"
"And the lady?"
"The Countess is, I believe, in every way worthy of so good a man," he
answered, a little dryly. "I think I heard her sing this evening."
"Yes, I daresay; she is very accomplished." After a few moments' silence
he continued.
"I must not lose sight of you, for I should be sorry, when next you meet
my friend Lord R----, that you had to tell him you had been pigeoned in
Paris. A rich Englishman as you are, with so large a sum at his Paris
bankers, young, gay, generous, a thousand ghouls and harpies will be
contending who shall be the first to seize and devour you."
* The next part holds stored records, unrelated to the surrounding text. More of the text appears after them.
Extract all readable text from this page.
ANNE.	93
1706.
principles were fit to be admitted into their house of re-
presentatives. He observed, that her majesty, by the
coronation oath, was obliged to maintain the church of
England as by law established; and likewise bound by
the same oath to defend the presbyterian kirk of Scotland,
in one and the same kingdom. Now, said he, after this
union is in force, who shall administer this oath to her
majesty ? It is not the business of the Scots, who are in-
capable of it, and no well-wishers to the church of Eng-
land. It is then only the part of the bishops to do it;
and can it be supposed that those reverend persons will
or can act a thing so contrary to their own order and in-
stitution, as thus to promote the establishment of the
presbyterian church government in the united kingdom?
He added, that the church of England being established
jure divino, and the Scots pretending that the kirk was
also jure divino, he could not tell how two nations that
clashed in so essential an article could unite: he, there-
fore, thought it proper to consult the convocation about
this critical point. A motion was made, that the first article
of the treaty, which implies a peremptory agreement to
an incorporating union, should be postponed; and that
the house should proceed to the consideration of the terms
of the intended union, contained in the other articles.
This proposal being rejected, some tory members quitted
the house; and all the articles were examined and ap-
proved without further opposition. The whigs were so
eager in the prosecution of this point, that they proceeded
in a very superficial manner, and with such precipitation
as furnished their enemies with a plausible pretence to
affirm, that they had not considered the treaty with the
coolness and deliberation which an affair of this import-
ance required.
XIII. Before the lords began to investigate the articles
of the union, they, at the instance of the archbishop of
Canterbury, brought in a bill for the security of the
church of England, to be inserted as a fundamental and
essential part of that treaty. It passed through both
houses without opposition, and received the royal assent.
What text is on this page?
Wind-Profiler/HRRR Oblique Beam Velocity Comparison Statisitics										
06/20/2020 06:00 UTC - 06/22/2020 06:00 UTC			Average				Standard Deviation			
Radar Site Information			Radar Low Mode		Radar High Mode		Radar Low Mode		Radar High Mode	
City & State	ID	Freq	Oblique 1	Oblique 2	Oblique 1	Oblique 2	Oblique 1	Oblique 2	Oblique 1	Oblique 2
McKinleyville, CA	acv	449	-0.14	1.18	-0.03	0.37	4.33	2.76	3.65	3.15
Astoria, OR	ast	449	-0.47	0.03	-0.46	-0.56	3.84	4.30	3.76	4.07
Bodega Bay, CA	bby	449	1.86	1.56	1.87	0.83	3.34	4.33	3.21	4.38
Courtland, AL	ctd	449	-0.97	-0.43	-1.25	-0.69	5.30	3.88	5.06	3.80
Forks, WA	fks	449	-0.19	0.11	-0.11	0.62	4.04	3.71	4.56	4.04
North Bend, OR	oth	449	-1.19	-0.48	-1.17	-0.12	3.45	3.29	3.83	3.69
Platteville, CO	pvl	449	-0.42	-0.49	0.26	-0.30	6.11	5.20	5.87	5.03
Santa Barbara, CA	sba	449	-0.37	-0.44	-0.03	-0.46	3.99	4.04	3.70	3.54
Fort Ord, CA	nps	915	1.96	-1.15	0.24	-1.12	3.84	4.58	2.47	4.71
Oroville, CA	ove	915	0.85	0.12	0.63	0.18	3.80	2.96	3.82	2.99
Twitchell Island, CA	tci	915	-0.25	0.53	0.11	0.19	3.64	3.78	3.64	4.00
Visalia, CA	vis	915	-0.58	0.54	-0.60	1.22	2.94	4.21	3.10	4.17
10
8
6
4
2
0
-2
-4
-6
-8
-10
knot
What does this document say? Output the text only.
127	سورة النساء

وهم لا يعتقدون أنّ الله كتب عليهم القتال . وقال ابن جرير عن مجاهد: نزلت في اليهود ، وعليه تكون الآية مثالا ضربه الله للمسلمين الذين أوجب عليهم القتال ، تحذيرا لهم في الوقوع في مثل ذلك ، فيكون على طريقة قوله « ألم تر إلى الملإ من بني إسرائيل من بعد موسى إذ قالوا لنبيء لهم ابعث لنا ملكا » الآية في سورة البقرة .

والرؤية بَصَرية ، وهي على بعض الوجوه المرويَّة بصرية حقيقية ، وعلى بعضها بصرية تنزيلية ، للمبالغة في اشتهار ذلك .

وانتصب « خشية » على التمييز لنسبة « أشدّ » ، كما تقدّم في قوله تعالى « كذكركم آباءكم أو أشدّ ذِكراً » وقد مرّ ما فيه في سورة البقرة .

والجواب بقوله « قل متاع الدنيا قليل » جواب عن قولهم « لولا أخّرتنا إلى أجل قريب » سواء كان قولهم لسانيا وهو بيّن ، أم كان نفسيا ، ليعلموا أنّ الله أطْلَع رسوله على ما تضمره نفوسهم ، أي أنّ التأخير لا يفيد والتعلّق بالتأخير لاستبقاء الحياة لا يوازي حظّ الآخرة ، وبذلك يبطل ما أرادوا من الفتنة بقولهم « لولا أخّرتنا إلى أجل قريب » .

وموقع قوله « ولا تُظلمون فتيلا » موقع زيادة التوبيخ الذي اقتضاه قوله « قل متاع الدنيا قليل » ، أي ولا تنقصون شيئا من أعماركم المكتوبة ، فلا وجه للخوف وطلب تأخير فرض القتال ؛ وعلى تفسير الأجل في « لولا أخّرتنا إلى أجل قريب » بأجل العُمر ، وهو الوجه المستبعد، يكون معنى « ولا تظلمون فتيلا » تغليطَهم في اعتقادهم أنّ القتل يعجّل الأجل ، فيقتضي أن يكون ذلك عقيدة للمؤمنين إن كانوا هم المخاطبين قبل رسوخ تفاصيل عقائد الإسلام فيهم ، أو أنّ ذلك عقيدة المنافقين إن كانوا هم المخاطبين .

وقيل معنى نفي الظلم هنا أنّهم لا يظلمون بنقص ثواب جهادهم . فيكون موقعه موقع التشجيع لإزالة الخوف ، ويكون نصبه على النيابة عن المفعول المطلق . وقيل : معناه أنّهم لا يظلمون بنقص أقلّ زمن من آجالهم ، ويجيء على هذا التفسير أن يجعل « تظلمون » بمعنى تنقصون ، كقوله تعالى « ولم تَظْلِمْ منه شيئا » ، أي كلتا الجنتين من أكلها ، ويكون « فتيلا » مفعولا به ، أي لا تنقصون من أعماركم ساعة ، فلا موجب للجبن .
At this moment I received something like a jerk from the elbow of the
gentleman at my right. It was an accidental jog, as he turned in his
seat.
"On the honor of a soldier, there is no man's flesh in this company
heals so fast as mine."
The tone in which this was spoken was harsh and stentorian, and almost
made me bounce. I looked round and recognized the officer whose large
white face had half scared me in the inn-yard, wiping his mouth
furiously, and then with a gulp of Magon, he went on:
"No one! It's not blood; it is ichor! it's miracle! Set aside stature,
thew, bone, and muscle--set aside courage, and by all the angels of
death, I'd fight a lion naked, and dash his teeth down his jaws with my
fist, and flog him to death with his own tail! Set aside, I say, all
those attributes, which I am allowed to possess, and I am worth six men
in any campaign, for that one quality of healing as I do--rip me up,
punch me through, tear me to tatters with bomb-shells, and nature has me
whole again, while your tailor would fine--draw an old coat.